Выбрать главу

А через пару минут мы вылавливаем сачком из воды оглушённую рыбу, всплывшую вверх животами.

Немцы, дары приносящие

Безусловно, обламывание ветвей фруктовых деревьев, ночная пальба из грузовика по лесному зверю, глушение речной рыбы противотанковыми гранатами – всё это не могло нравиться жителям маленького немецкого города. И между собой они наверняка осуждали бесчинства русских варваров. Однако русские варвары-оккупанты, в отличие от цивилизованных германских солдат, не сооружали в оккупированных городах эшафоты с виселицами, не расстреливали мирных жителей, не проводили карательных операций и не вырубали леса, опасаясь прячущихся в них партизан.

Но страх перед победившими варварами оставался, и поэтому в празднование годовщины Великой Октябрьской революции или дня рождения Владимира Ильича Ленина с раннего утра перед воротами комендатуры выстраивалась длинная очередь понурых немцев с подарками “старшему брату”. Подношения были разные: ковры, старинные вазы, статуэтки, картины – и всё это складывалось в подвальном помещении комендатуры.

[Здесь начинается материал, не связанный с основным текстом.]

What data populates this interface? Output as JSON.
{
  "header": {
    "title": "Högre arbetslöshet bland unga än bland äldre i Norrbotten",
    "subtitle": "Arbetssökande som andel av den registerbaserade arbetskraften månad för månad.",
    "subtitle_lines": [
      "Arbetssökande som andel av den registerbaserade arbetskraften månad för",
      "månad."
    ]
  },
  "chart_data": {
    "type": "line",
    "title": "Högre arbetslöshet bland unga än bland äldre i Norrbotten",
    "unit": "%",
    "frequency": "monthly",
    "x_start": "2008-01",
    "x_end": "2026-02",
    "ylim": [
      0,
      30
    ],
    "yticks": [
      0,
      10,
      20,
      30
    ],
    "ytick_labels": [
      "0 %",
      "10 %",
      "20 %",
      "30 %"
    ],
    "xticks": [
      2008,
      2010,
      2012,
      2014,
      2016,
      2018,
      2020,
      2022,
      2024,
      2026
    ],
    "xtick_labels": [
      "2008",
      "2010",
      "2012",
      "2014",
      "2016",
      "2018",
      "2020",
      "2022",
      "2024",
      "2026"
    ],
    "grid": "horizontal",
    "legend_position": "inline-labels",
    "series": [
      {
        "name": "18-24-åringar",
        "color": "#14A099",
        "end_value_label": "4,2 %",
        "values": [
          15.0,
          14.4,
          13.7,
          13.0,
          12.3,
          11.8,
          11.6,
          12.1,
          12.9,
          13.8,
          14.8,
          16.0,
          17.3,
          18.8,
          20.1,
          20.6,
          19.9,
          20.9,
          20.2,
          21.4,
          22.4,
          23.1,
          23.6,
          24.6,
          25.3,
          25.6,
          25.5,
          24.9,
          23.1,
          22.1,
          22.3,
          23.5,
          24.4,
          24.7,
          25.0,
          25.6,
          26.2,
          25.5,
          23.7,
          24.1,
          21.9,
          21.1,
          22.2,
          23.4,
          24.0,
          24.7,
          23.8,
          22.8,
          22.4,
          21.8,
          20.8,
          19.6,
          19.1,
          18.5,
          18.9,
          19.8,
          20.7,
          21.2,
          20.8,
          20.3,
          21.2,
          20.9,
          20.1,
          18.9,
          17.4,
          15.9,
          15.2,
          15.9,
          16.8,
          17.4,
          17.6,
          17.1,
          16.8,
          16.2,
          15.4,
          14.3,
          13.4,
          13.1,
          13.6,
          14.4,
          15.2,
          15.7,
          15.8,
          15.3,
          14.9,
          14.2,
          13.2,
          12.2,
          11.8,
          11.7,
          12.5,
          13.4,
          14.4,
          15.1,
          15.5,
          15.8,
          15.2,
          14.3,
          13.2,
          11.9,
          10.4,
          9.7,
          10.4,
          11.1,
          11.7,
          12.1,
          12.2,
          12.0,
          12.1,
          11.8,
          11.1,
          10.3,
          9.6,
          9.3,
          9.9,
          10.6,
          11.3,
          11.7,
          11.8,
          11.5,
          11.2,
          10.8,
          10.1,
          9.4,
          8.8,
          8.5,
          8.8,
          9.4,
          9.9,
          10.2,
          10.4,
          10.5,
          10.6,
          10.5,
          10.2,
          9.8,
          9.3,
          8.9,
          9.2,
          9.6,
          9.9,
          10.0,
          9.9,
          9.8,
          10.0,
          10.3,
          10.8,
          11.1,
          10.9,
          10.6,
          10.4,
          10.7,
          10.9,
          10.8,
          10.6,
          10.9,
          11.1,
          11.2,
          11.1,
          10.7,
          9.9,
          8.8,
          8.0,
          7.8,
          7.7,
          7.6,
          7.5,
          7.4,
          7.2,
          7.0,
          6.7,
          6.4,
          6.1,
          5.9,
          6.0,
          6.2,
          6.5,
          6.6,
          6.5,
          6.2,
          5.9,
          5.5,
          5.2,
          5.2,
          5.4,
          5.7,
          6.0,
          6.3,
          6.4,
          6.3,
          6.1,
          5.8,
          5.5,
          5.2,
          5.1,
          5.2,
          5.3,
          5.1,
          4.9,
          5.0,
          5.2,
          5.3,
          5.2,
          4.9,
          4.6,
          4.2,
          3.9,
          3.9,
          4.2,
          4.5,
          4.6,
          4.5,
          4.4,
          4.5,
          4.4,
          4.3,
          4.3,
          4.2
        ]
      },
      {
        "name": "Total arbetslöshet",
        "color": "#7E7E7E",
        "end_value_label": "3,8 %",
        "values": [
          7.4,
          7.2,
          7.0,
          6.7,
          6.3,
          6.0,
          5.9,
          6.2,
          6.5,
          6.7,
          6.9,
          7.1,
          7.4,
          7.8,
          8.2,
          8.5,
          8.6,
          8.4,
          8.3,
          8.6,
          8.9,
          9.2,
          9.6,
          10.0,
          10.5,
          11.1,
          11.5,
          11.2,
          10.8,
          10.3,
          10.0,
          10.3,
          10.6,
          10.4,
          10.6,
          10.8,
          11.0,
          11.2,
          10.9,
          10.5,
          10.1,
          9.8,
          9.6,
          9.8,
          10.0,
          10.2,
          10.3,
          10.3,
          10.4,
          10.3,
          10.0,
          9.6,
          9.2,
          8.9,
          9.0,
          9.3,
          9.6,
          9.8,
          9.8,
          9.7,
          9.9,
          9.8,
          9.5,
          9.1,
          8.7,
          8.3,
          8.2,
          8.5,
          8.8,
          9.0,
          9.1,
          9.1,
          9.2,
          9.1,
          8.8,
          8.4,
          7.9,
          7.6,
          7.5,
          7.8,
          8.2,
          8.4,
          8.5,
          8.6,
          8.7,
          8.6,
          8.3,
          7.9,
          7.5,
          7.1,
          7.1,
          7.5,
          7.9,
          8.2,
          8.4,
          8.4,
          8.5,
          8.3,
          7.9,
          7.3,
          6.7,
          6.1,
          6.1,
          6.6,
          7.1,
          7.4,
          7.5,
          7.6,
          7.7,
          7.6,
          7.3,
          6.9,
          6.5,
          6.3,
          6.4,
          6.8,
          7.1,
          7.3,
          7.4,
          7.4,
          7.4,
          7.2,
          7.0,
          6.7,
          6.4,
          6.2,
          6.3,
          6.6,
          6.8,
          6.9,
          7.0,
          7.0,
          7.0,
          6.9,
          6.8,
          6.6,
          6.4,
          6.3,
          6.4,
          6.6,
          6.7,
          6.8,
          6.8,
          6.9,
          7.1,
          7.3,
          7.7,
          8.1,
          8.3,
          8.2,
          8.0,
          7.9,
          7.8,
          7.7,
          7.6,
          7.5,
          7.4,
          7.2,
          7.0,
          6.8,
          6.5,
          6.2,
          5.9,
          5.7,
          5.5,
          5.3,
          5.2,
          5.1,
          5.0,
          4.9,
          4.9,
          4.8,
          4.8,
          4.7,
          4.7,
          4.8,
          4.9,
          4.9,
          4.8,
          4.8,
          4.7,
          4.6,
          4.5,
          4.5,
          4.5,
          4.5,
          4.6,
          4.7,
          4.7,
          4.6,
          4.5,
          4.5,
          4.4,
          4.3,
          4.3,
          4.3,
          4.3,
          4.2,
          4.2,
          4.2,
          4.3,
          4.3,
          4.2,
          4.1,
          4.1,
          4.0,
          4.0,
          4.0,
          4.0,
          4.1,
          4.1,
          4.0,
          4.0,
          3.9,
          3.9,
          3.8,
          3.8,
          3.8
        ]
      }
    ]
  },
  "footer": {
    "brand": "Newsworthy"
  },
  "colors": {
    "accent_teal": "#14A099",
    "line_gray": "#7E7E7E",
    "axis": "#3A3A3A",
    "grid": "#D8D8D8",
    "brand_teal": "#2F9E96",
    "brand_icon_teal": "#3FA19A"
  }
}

Однажды отец, возвратясь из недолгой поездки в соседний полк, обнаружил на столе нашей гостиной большущую старинную вазу, полную цветов. Узнав, что вазу мать принесла из подвала комендатуры, где хранились вещи, подаренные немцами, потребовал, чтобы мать сию же минуту отнесла вазу обратно, а на возражения мамы заорал: “Эти подарки не мне! Не тебе, Юля! Они принадлежат Советскому Союзу! Ясно?! Кругом марш!” Опечаленная мать рассталась с вазой, а отец на второй день объявил о создании в одной из комнат комендатуры музея подарков СССР от немецкого народа. И вскоре музей подарков был торжественно открыт, а на банкете, устроенном в честь открытия, один из старожилов рассказал отцу, что его предшественники вывезли домой целые вагоны подарков от жителей ГДР. В ответ отец произнёс лишь одно слово: “Крохоборы!” У него это было самое страшное оскорбление.

Наследственный нос, или кладовая запахов

У отца было острое обоняние, его кабардинский нос чуял запахи чего-либо или кого-либо за версту, а красивейший нос моей мамы от самого рождения не слышал никаких запахов. Отец постоянно морщил нос и принюхивался, как гончий пёс. А мама, обожающая цветы, подносила розы к носу и, вздохнув, говорила, что представляет, как они пахнут…

Мне и моей сестре Татьяне достался папин нос. Это и хорошо, и плохо. Удивительные ароматы цветов, весенних деревьев, скошенной травы; обонятельные коктейли, составленные из запахов старой мебели, обтянутой кожей, обложек книг, натёртого воском паркета, пролитых чернил с еле уловимым ароматом духов от женского платья. Их, этих запахов, неисчислимое количество. Запах отцовского мундира, пропитанного табачным дымом “Беломорканала”, смешанный с запахом мужского одеколона; чудный запах маминых роскошных волос, смешанный с ароматом “Красной Москвы” от концертного платья. Запах, неожиданно проникший в твои ноздри, может мгновенно перенести тебя в далёкое детство, открыть бабушкин платяной шкаф, где висят платья, жакеты, пальто, пропахшие нафталином. И услышать особый запах бабушки, состоящий из ароматного табака, старой шали и леденцов.

В кладовой памяти моего носа хранятся священные для меня запахи залов Эрмитажа, где я несколько лет работал такелажником. Каждый из залов обладал своим неповторимым таинственным и утончённым ароматом, исходящим от дубовых паркетин пола, от старых лаков, затемнявших поверхности картин, от средневековых кресел, хранящих воспоминание о знати, на них восседавшей. Я узнавал каждый из них с закрытыми глазами. Потом эти запахи улетучились навсегда, старые паркетные полы заменяли на новые, покрывали толстым слоем синтетического лака, и все залы заполнились невыносимой химической вонью, выветрить которую было невозможно. Она пропитала собой всё: картины, мебель, стены. Исчезновение чудесных, таинственных ароматов этих залов было для меня большой невосполнимой потерей.

И таких потерь было в моей жизни немало. Запах машинной гари уничтожил индивидуальные запахи городов. В донельзя переполненных туристами музеях пахнет не стариной, а воняет потом подмышек, мешающимся с запахом дешёвого дезодоранта. И лишь иногда, в каком-нибудь малюсеньком музее небольшого итальянского городка, где по бедности не прошлись синтетическими лаками по паркету и картинам и нету толпы галдящих туристов, мой нос улавливает аромат старины, и я переношусь в ещё не обновлённые эрмитажные залы и снова бреду по ним, закрыв глаза.